The truth is that fantasy, written properly, is a difficult genre to handle. Writers in other genres have their world, with all its rules and regulations, set for them. They simply have to find a plot and some characters and then follow those rules. Yes, they may have to do some research, but once they know the rules, their path is set.

Fantasy writers, on the other hand, have to create a whole new world. That new world has to work and be clearly defined. Magic can’t simply be thrown in to save the hero; it has to follow the rules set and kept by the author. Furthermore, to satisfy readers, fantasy worlds have to be different from each other. If all fantasy authors wrote of worlds that mirrored medieval Europe, then readers would soon tire of reading their books.  Extra effort has to go into making new worlds unique in as many ways as possible.  Cliché plots and characters are not tolerated either.

I think this is why I love the fantasy of Ursula Le Guin so much. Her fantasy worlds are truly unique. As I’m not into the sort of fantasy that includes fierce battles, dungeons and torture, her gentle worlds appeal to me. They are so different and yet so clearly drawn that they become real as I read. She is, as far as I’m concerned, one of the best writers in any genre. If I could write half as well as her, I’d be a very happy writer.

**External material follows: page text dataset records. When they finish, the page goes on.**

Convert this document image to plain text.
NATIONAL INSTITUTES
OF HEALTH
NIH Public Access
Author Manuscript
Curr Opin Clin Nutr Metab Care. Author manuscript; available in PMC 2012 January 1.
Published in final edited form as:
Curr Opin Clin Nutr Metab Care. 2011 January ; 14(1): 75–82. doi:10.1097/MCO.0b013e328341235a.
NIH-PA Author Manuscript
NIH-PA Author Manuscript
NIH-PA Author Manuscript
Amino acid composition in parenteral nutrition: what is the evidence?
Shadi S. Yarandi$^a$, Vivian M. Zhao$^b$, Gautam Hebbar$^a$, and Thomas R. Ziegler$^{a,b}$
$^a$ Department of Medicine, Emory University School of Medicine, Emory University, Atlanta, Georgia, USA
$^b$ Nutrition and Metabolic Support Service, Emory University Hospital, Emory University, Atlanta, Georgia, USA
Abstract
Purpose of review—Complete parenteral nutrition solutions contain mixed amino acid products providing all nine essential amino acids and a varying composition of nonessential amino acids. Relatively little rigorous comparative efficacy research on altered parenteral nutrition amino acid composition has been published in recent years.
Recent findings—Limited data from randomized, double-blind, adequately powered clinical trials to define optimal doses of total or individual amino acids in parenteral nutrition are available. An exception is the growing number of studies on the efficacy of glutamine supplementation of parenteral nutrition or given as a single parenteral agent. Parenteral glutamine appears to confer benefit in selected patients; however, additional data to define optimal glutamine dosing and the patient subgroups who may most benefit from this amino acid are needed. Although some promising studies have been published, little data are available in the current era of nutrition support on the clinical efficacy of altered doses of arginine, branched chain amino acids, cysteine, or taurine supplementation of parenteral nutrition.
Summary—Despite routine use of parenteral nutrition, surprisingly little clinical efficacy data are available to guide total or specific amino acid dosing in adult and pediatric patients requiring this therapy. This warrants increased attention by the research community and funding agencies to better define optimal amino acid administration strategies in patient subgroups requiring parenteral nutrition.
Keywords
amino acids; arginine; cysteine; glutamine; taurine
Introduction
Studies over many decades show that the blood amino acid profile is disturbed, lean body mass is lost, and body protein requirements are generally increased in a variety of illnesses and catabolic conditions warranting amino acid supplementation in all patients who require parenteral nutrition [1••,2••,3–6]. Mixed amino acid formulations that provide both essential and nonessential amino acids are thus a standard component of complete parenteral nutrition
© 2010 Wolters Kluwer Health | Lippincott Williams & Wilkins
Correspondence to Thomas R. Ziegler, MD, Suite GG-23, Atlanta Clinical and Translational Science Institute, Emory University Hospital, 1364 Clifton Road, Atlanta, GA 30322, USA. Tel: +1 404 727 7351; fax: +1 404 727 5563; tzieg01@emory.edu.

Oh, by the way, if you’re interested, I scored 9/10 on the test. I couldn’t have told you the rule I was following to get the answers, but…

1 comment:

lizy-expat-writer said...

the first novel I ever wrote - about ten years ago - was a fantasy. It was fun creating my own world but that world must still be consistent within its own bounds. Trouble is, too many agents specify "no fantasy".